I received an email from an ISP stating that our server had participated in a DDOS attack against one of their servers--and that we appear to be running an "open recursive resolver".
The IP address they gave is for one of our development servers, which is running WIndows Server 2012 R2. I did some googling and followed these instructions (https://technet.microsoft.com/en-us/library/Cc771738.aspx?f=255&MSPPError=-2147217396) to disable recursion in DNS Manager. My questions are:
Should turning off the recursion option be enough to make sure this does not happen again?
Is it OK to delete the DNS Server on this server? I didn't even know it was apparently installed by default. We use external DNS servers for everything. I would like to keep our attack surface minimal in general.

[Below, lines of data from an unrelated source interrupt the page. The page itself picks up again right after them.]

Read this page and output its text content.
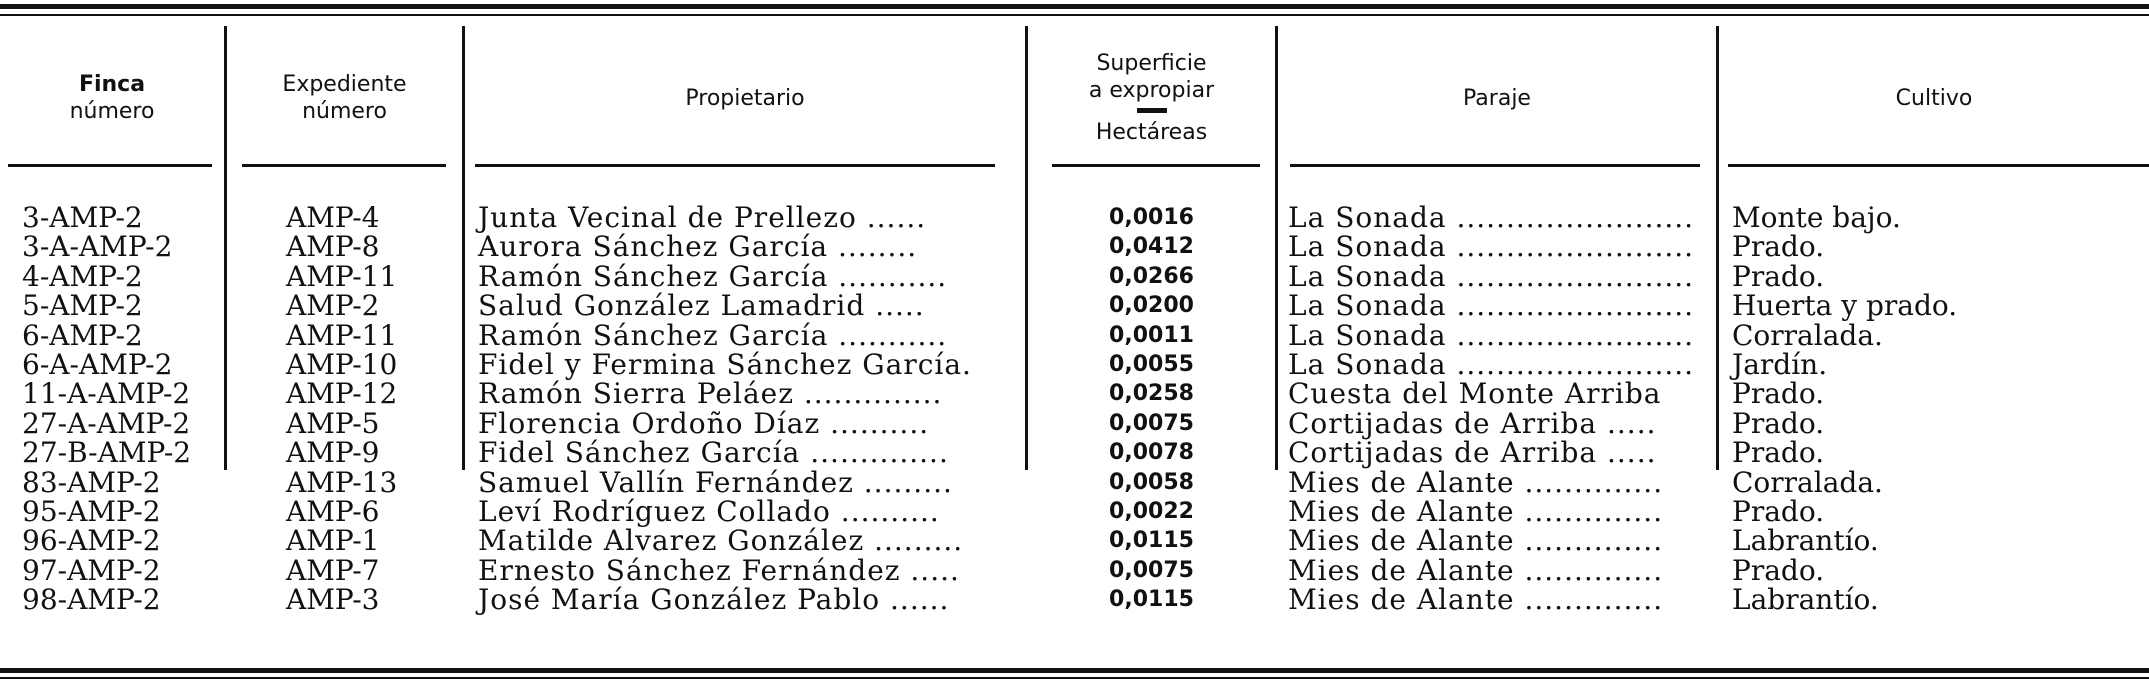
Finca
número
Expediente
número
Propietario
Superficie
a expropiar
Hectáreas
Paraje	Cultivo
3-AMP-2
3-A-AMP-2
4-AMP-2
5-AMP-2
6-AMP-2
6-A-AMP-2
11-A-AMP-2
27-A-AMP-2
27-B-AMP-2
83-AMP-2
95-AMP-2
96-AMP-2
97-AMP-2
98-AMP-2
AMP-4
AMP-8
AMP-11
AMP-2
AMP-11
AMP-10
AMP-12
AMP-5
AMP-9
AMP-13
AMP-6
AMP-1
AMP-7
AMP-3
Junta Vecinal de Prellezo ......
Aurora Sánchez García ........
Ramón Sánchez García ...........
Salud González Lamadrid .....
Ramón Sánchez García ...........
Fidel y Fermina Sánchez García.
Ramón Sierra Peláez ..............
Florencia Ordoño Díaz ..........
Fidel Sánchez García ..............
Samuel Vallín Fernández .........
Leví Rodríguez Collado ..........
Matilde Alvarez González .........
Ernesto Sánchez Fernández .....
José María González Pablo ......
0,0016
0,0412
0,0266
0,0200
0,0011
0,0055
0,0258
0,0075
0,0078
0,0058
0,0022
0,0115
0,0075
0,0115
La Sonada ........................
La Sonada ........................
La Sonada ........................
La Sonada ........................
La Sonada ........................
La Sonada ........................
Cuesta del Monte Arriba
Cortijadas de Arriba .....
Cortijadas de Arriba .....
Mies de Alante ..............
Mies de Alante ..............
Mies de Alante ..............
Mies de Alante ..............
Mies de Alante ..............
Monte bajo.
Prado.
Prado.
Huerta y prado.
Corralada.
Jardín.
Prado.
Prado.
Prado.
Corralada.
Prado.
Labrantío.
Prado.
Labrantío.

If I were you I would approach this from the network perspective. Setup a firewall to log to log any traffic to
53/udp and 53/tcp
on the server. Figure out what is using the service.If no one knows why DNS was installed, and you disable it the only way to know if you needed it will be to examine what broke.
As I seen in the comment that the server is used only as a webserver, please allow only the needed port be openned to the server. That move will block the unauthorised use of that DNS.
On small soho firewall many put public server in a open dmz, but with an advanced firewall its more wise to make a public vlan for the server and forward only the required port, like http/https for your case.